PFA also reported that it is a member of the Carbon Disclosure Project and is in discussion with other Danish companies to encourage them to submit climate change reports on their activities.

This year Henriksen says the fund has been cautious on its exposure to equities, with concerns over the debt levels in North America and Europe as well as inflation concerns in emerging markets leading to an adjustment in asset allocation.

“We were overweight equities until the beginning of May but not by a big amount, then reduced equity holdings in early May,” Henriksen says.

The fund has allocated the majority of its equity investments overseas, and Henriksen says the fund is forecasting a turn-around for equities in the later part of this year.

“We are slightly underweight equities going off our benchmark and we are looking to increase to overweight sometime over the summer when we expect to see a correction but we are still waiting for more positive signals,” he says.

Despite reaping a 36.5 per cent return (currency hedged) on its listed Danish shares in 2010, concerns about liquidity in the Danish market led it to investing around 10-12 per cent of its total equity investment domestically.

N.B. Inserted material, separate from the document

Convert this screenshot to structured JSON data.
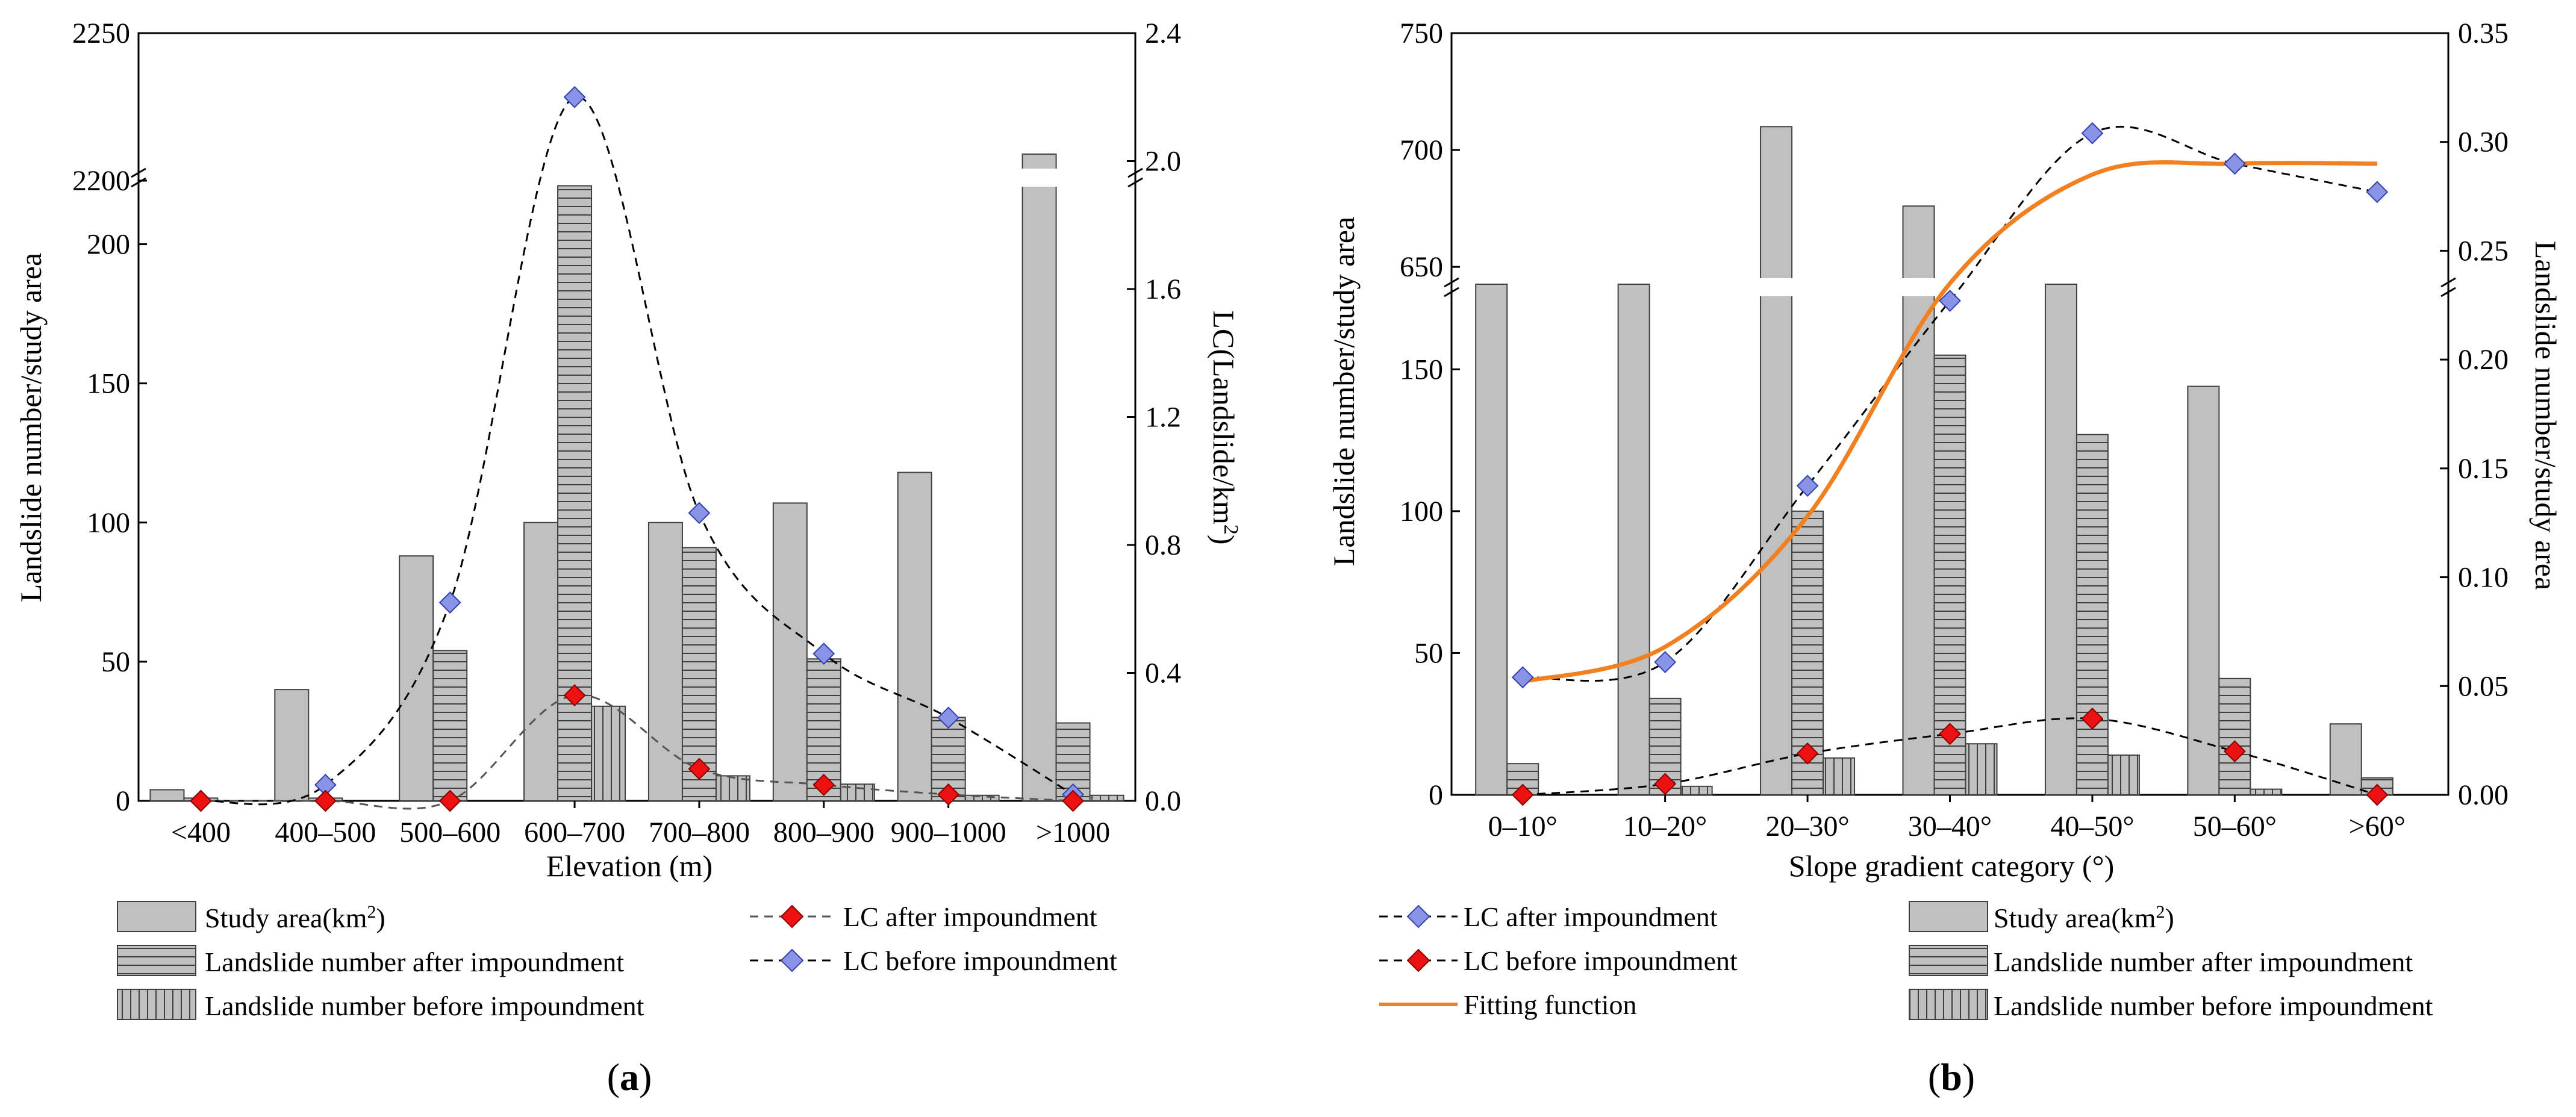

In 2010 across its total PFA group, it had about 8.2 per cent allocated to shares of which 7.1 per cent where in strongly performing foreign listed shares.

Asian shares performed particularly well in 2010, returning 28.1 per cent compared to just 11.3 per cent for European shares.

But despite these strong returns, Henriksen says they have decreased their exposure to emerging markets generally because of inflationary worries.

“We have been underweight emerging markets all year and for the first couple of months it has been very good and the last couple of months not so good. But overall it has been ok to be underweight emerging markets,” he says.

“Basically, we are worried about the strong signs of inflation and monetary policy is too loose, in emerging markets interest rates are simply too low.”

Since the financial crisis, PFA has also looked to increase its exposure to liquid assets and has subsequently not increased it exposure to alternative assets.

Henriksen says PFA has its own hedge fund that predominantly invested in short-term bond strategies. But unless there were compelling reasons PFA was not looking to expand its alternatives portfolio because of both cost and liquidity concerns.

PFA has been able to avoid big drawdowns by having a flexible investing team that can quickly change direction, if market conditions change, Henriksen says.

“Our ability (is) to make asset allocation decisions, even though we have an equity department, a fixed income department – they are working closely together. We are situated in one big room and there are 25 people investing this 250 billion Danish krone ($48.3 billion),” he says.

“We have a meeting every day and if we feel money could be better used in the credit market instead of the equity market we move the money and, in fact, that is what we did in 2009.

“We felt credit was very cheap compared to any asset so we reduced our holdings in equities and increased them in credit. The DNA of PFA is the ability to make asset allocation and hopefully to avoid big drawdowns when the market is tough.”